However, Kendrick believes the BVRLA faces an uphill task. He said: “It will be difficult to obtain approval for a switch to 60% given the pressure from the EC. My fear has always been that the 50% block would be closed and then the VAT reclaim would need to be calculated by individual employers.”

Nevertheless, the BVRLA is convinced that, armed with its new data, it has a strong case and one which could give fleets a much-needed tax break. Lewis concluded: “The bottom line is that the sums at stake are just too large to ignore.”
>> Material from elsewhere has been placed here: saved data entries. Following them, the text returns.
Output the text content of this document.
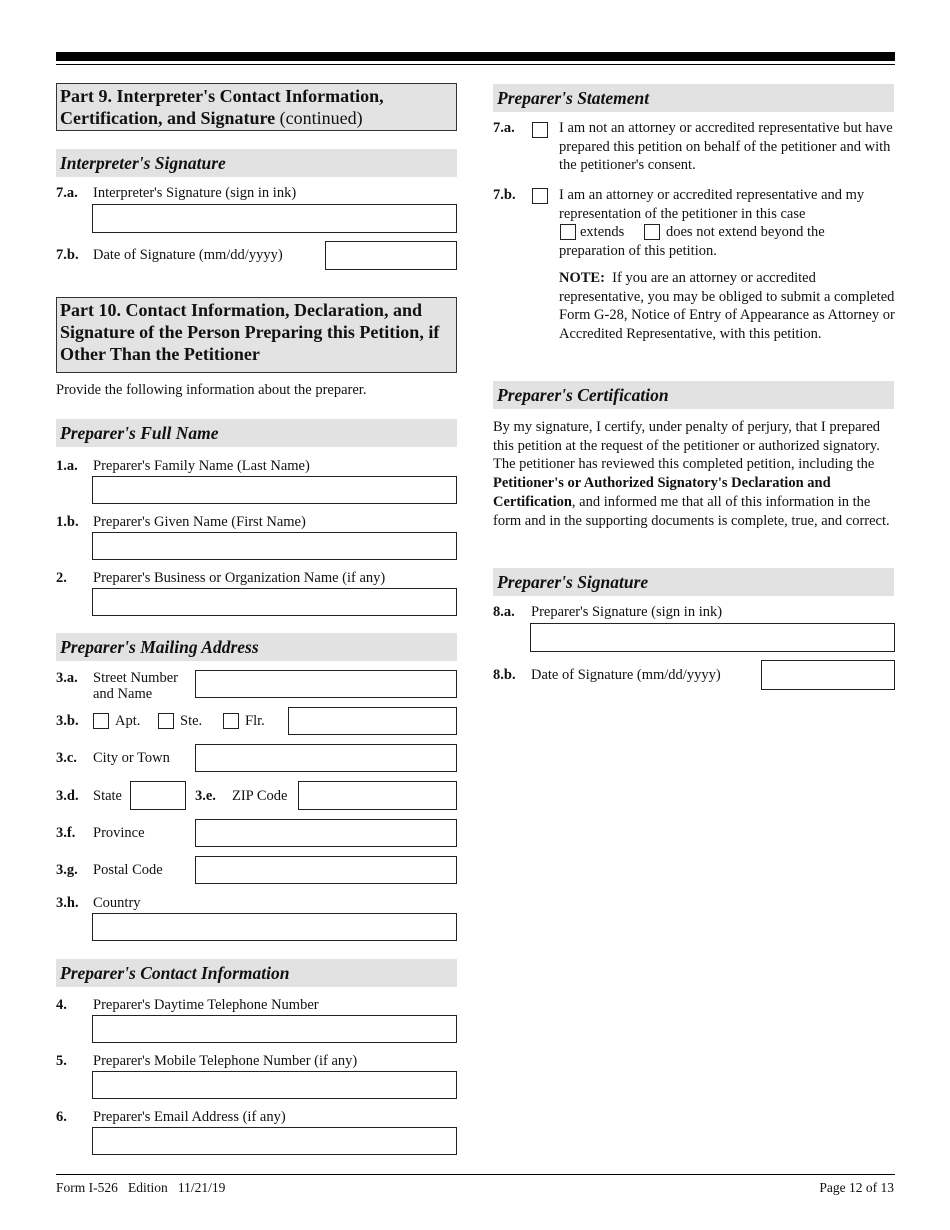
Part 9. Interpreter's Contact Information, Certification, and Signature (continued)
Interpreter's Signature
7.a. Interpreter's Signature (sign in ink)
7.b. Date of Signature (mm/dd/yyyy)
Part 10. Contact Information, Declaration, and Signature of the Person Preparing this Petition, if Other Than the Petitioner
Provide the following information about the preparer.
Preparer's Full Name
1.a. Preparer's Family Name (Last Name)
1.b. Preparer's Given Name (First Name)
2. Preparer's Business or Organization Name (if any)
Preparer's Mailing Address
3.a. Street Number
and Name
3.b.	Apt.	Ste.	Flr.
3.c. City or Town
3.d. State	3.e. ZIP Code
3.f. Province
3.g. Postal Code
3.h. Country
Preparer's Contact Information
4. Preparer's Daytime Telephone Number
5. Preparer's Mobile Telephone Number (if any)
6. Preparer's Email Address (if any)
Preparer's Statement
7.a.	I am not an attorney or accredited representative but have prepared this petition on behalf of the petitioner and with the petitioner's consent.
7.b.	I am an attorney or accredited representative and my representation of the petitioner in this case
extends	does not extend beyond the
preparation of this petition.
NOTE: If you are an attorney or accredited representative, you may be obliged to submit a completed Form G-28, Notice of Entry of Appearance as Attorney or Accredited Representative, with this petition.
Preparer's Certification
By my signature, I certify, under penalty of perjury, that I prepared this petition at the request of the petitioner or authorized signatory. The petitioner has reviewed this completed petition, including the Petitioner's or Authorized Signatory's Declaration and Certification, and informed me that all of this information in the form and in the supporting documents is complete, true, and correct.
Preparer's Signature
8.a. Preparer's Signature (sign in ink)
8.b. Date of Signature (mm/dd/yyyy)
Form I-526   Edition   11/21/19	Page 12 of 13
Healthy outlook for company cars

Only one in 10 rental and leasing companies expect their fleet numbers to fall next year, while more than half (56%) are predicting an upturn in business.

The survey of rental and leasing executives at the BVRLA’s recent conference suggests a returning confidence in the sector.

This year’s FN50 survey revealed the overall risk fleet size of the top 50 leasing companies had fallen by 0.3% or 3,655 vehicles. In 2011, the risk fleet fell by 4.4% or 56,792 vehicles.

But, with more than half of respondents reporting that the number of vehicles on fleet would grow in 2013 and the remaining 34% saying they would stay the same size, the sector now looks set for growth.

Delegates were asked if new benefit-in-kind thresholds would threaten the popularity of company cars: 65% said no. However, 58% of them admitted that not being able to claim 100% first-year allowances for ultra-low emission vehicles could challenge the ‘lease versus purchase’ model for a short period.